In Dearinger, the plaintiff alleged that, in 2018, he experienced an intracranial brain hemorrhage, i.e., a stroke, as a result of taking Eli Lilly’s FDA-approved prescription erectile dysfunction drug Cialis. Beginning in 2007, the plaintiff’s urologist had prescribed a 20 mg dose of Cialis to take on an as-needed basis. In 2015, the urologist modified the prescription to a daily 5 mg dose. By March 2017, plaintiff was no longer seeing the urologist and instead received a refill of the daily 5 mg dose from his primary care physician (“PCP”). The plaintiff testified that on the day he experienced a stroke in 2018, he had taken one of the 20 mg Cialis pills prescribed by the urologist in 2007 instead of one of the 5 mg pills from the PCP’s current prescription. At deposition, the urologist unambiguously testified that he understood that strokes had been reported in patients taking Cialis and that a stronger warning—including the one that plaintiff proposed would be adequate—would not have changed his decision to prescribe Cialis to plaintiff. Eli Lilly moved for summary judgment, arguing that the urologist’s testimony was dispositive on the issue of proximate cause. The district court agreed and granted summary judgment.
On appeal, plaintiff argued that the lower court erred by focusing on the urologist’s testimony instead of the PCP’s deposition testimony. The PCP testified that had he been given plaintiff’s proposed warning, he would not have prescribed Cialis to someone with plaintiff’s “family history” and would have “hesitated” to prescribe Cialis to plaintiff. Plaintiff argued that proximate cause could be satisfied by the PCP’s testimony, either as an additional prescriber or as a treating physician who could have told plaintiff to discontinue using Cialis prescribed by someone else. The Ninth Circuit found that, because the PCP did not prescribe the 20 mg Cialis pill that plaintiff took on the morning of his alleged injury, his testimony that he would not have prescribed plaintiff Cialis if he was given a different warning could not establish proximate causation between the alleged lack of adequate warnings and the alleged injury. The Circuit Court also held that the PCP’s testimony could not cure the broken causal chain because a drug manufacturer’s duty to warn does not extend to a patient’s non-prescribing treating physicians. See Dearinger, 2026 WL 788866, at *2.
In modern medical practice, it is not uncommon for individuals to receive care from multiple physicians for the same conditions. Plaintiffs may argue that this can complicate the application of the LID, which holds that a drug or medical device manufacturer satisfies its duty to warn by providing adequate warnings to, specifically, the patient’s prescribing physician, not to the patient. Under the LID, testimony of the prescribing physician can be dispositive of a plaintiff’s failure to warn claims—for example, testimony that the physician would have prescribed the drug or device, even if a proposed alternative warning had been provided, breaks the chain of proximate causation. See Aleksandra Rybicki and Olivia N. Sacks, Using the Learned Intermediary Doctrine at Each Stage of the Litigation, DRI For the Defense, October 2025 at 7. Under the Ninth Circuit’s holding, a manufacturer’s duty to warn runs solely to the physician who prescribed the specific drug that led to the plaintiff’s alleged injury. It follows that a plaintiff cannot prove proximate cause with the testimony of a non-prescribing physician, where the prescribing physician has testified that a different warning would not have changed his prescribing decision.

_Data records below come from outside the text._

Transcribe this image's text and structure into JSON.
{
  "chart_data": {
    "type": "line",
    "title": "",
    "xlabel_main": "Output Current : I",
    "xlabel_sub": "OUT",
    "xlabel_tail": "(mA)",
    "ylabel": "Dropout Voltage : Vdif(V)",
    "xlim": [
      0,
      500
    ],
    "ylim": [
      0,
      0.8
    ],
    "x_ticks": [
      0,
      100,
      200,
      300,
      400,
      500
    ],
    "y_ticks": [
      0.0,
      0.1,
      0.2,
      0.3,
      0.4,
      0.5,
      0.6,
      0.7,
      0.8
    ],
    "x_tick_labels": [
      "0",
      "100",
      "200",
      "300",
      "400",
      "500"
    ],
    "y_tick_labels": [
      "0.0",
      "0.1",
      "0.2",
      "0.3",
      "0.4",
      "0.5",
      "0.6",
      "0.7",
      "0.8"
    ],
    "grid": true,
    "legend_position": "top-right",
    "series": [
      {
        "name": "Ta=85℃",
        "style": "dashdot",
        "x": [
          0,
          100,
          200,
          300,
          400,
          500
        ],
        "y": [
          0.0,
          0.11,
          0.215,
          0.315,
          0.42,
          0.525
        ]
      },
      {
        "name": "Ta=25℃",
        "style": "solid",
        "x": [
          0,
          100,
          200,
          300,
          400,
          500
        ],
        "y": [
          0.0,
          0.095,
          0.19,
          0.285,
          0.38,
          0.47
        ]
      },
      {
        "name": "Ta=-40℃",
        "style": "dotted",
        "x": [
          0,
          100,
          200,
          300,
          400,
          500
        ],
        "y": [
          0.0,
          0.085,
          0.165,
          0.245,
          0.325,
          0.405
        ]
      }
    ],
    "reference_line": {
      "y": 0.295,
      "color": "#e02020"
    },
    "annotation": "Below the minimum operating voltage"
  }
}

The Ninth Circuit’s decision in Dearinger is the right result as a matter of policy: the prescribing physician of the medication alleged to have caused the injury at issue is best situated, in light of his education, training, experience, and relationship with the patient, to weigh the benefits and risks of treatment for an individual patient’s particular medical condition, and to relay relevant information to the patient. When prescriber testimony establishes that the alleged lack of a warning made no difference in their prescribing decision, the testimony of a non-prescribing physician cannot overcome that dispositive testimony and cure the break in the causal chain.